A global ban on genetically modified crops (GMOs) would raise food prices and have the environmental impact of adding the equivalent of nearly a billion tons of carbon dioxide to the atmosphere, a study by researchers from Purdue University shows.
The study also points out that if countries that already plant GMOs expanded their use of genetically modified crops to match the rate of GMO planting in the United States, then global greenhouse gas emissions would fall by the equivalent of 0.2 billion tons of carbon dioxide and would allow 0.8 million hectares of cropland (about 2 million acres) to return to forests and pastures.
The researchers used a model to assess the economic and environmental value of GMO crops, agricultural economists found that replacing GMO corn, soybeans and cotton with conventionally bred varieties worldwide would cause a 0.27 to 2.2 percent increase in food costs, depending on the region, with poorer countries hit hardest.
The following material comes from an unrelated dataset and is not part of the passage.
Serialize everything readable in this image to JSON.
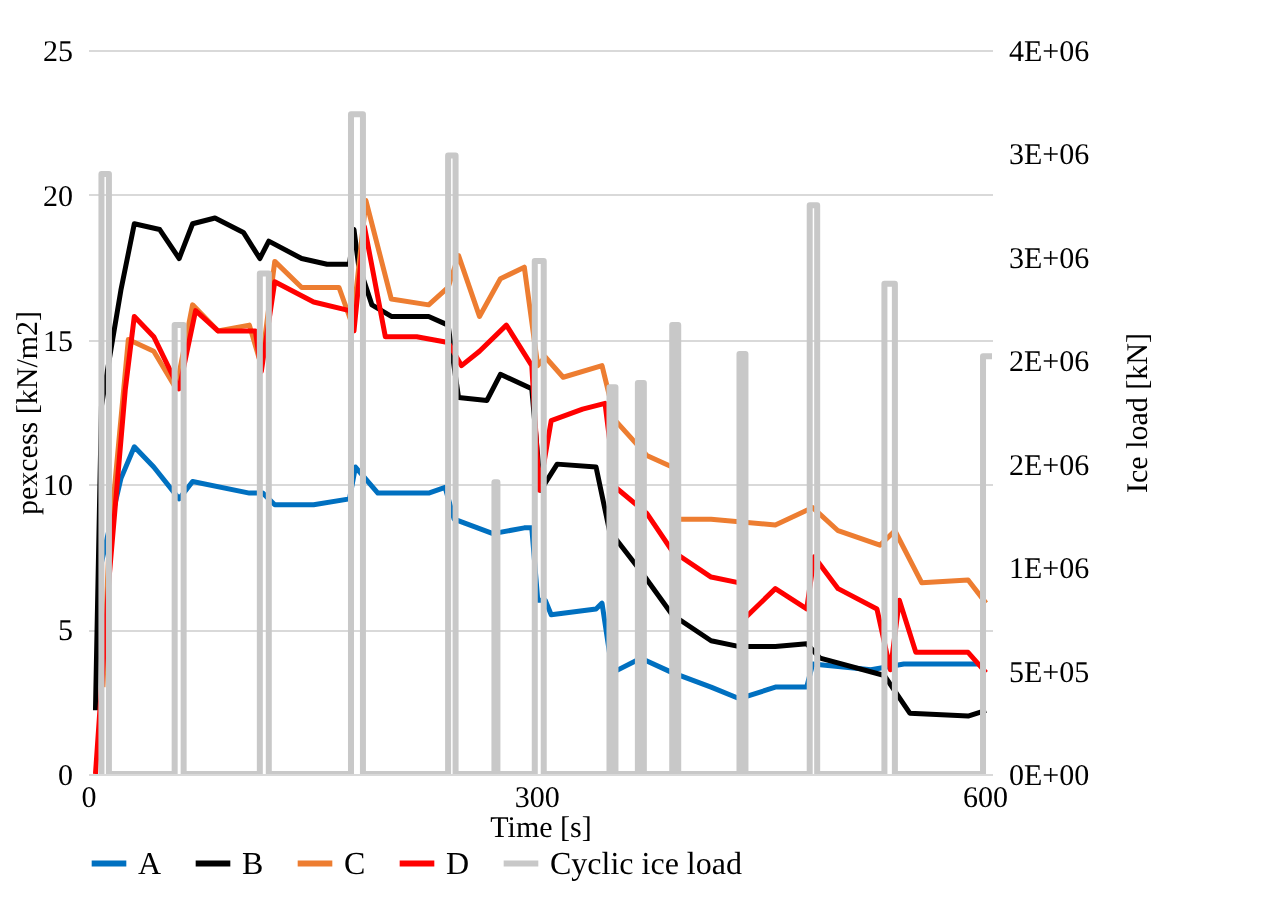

The study, published in the Journal of Environmental Protection (October 27, 2016), states that a ban on GMOs would also trigger negative environmental consequences: The conversion of pastures and forests to cropland – to compensate for conventional crops’ lower productivity – would release substantial amounts of stored carbon to the atmosphere.
“Some of the same groups that want to reduce greenhouse gas emissions also want to ban GMOs. But you can’t have it both ways,” said Wally Tyner, the James and Lois Ackerman Professor of Agricultural Economics. “Planting GMO crops is an effective way for agriculture to lower its carbon footprint.
“It’s quite fine for people to be concerned about GMOs – there’s no scientific basis to those concerns, but that’s their right,” he said. “But the adverse impact on greenhouse gases without GMOs is something that is not widely known. It is important that this element enter into the public conversation.”